Hursh is Auburn Reporter’s person of the year

Auburn's advisor to the mayor is a very busy fellow

Michael Hursh is advisor to the mayor.

Don’t turn, though, his title could change. It’s happened before. An average of once a year since the City of Auburn hired him in January 2007.

“I’ve had five titles and six offices,” Hursh said.

Perhaps there’s an acknowledgement among all those titles and officials that thinking up one job description for a guy who seems to be everywhere, doing everything human-services related is no stroll in the park.

“I have a few roles that are complementary to my work at City Hall, within the context of my desire to serve Auburn,” Hursh said.

Indeed, those “few roles”, which see him providing for and ministering to residents on behalf of the mayor, encompass all the areas that affect the daily lives of the city’s residents.

For all Hursh does, The Auburn Reporter has named him its Person of the Year.

Being advisor to the mayor, he says, allows for the “weaving of administration into the responsibility of staff throughout the city,” coloring even the mayor’s role in the leadership of City Council and elected officials.

For several years, while the City set to work putting more of a face on human services and elevating its public perception, his role was strictly contract management. But in that time he launched South County Housing and Outreach, which provides housing for women and children coming out of domestic violence.

He credits former Mayor Chuck Booth for beginning to lay a foundation and a framework out of the general fund and for administering federal funding. As a consequence, Hursh said, Auburn became a direct recipient of HUD money and community development block grants.

The combination of the two, he said, created a human services budget that in 2012 exceeds $1 million and is a significant source of resource for all the non profits and some of the social service agencies the City depends on to get good work done and to meet the immediate needs of many of its most vulnerable, at-risk, residents.

“So, human services has come to be both. Yes, it’s contractual management of the relationships that we have from a financial standpoint, but it’s more than that. It’s the staffing of the human services committee. It’s the maintenance of the relationships between the churches and the service clubs, the school district and the nonprofit agencies. That network of five is at the core of a lot of the positive results that are achieved in this community,” Hursh said.

He serves as chaplain for police and fire and the City.

He has the sort of job that can summon him any time of the day or night. He never complains.

“My life concern is the quality of life for the people who make up the community,” Hursh said. “Because this is not just a community, to me Auburn is my home, Auburn is my family. It is not a thing of interruption to serve when the need is the greatest. My church is 75,000 people, and the foyer of my church is the lobby of City Hall.”

Of course, he added with a laugh, caffeine helps.

“I have found that coffee is the mainstay of my life. I can depend on it, and its qualities are enhancing to my abilities,” Hursh said.

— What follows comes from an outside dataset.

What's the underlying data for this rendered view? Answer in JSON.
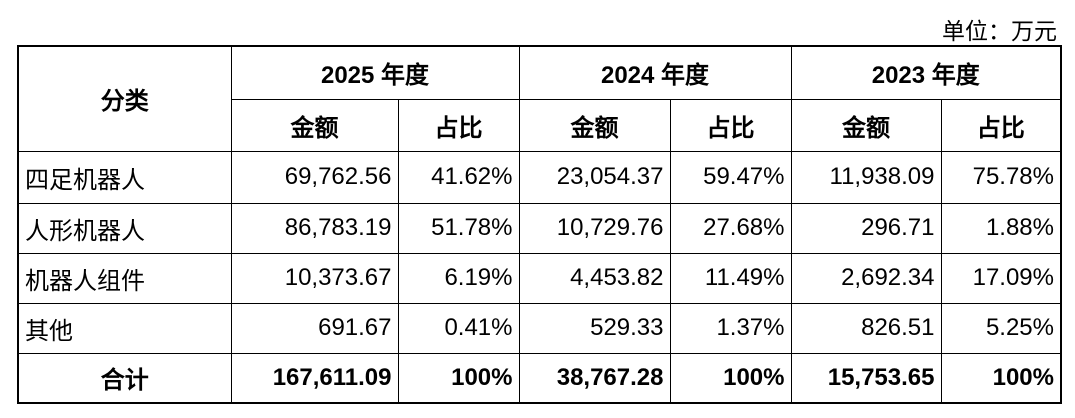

Hursh is a longtime member and past president of the Auburn Noon Kiwanis Club. He enjoys an honorary membership in a number of other service clubs. He emcees a number of events during the year, including his personal favorite, the Miss Auburn Scholarship program, where he’s been known to belt out a tune or two.

It shouldn’t surprise anybody that a guy so busy should be hard to find. Think of him as Auburn City Hall’s answer to that Heissenberg fellow and his crazy principle.

“To find Michael Hursh’s desk is not the same thing as finding Michael Hursh,” Mayor Pete Lewis once told a City Hall visitor looking for the mayor’s advisor.

Indeed.

“I will never be a person who manages or works from behind the desk,” Hursh said. “I’m a person who, because of the background that I have with my own family of origin and my extended family, is acquainted with need and with the plight of regular folks. It’s probably an ongoing joke that it’s very difficult to find me at my desk.”

Faith, Hursh said, is the foundation of everything he does. He was a pastor for 10 years before his hiring by the City of Auburn.

“I’ve said this in different ways, and the best way I know to say it is that we all have a calling, and I have found a freedom of the expression of that calling in this place of life, more so than anything prior,” Hursh said. “There’s a willingness for the gospel work to be outside of the four walls and out in the marketplace, and I think that’s an interesting picture: Christ walking in the marketplace. What does that look like? How is life affected. And how do we approach transformation for Auburn as a community?”

Hursh grew up in Auburn, raised by a single mother and a sister 13 years his senior.

“They sacrificed so much for me,” Hursh said.

He is a single father to Emma, who turns 5 at the end of February, and is “the delight of my life.”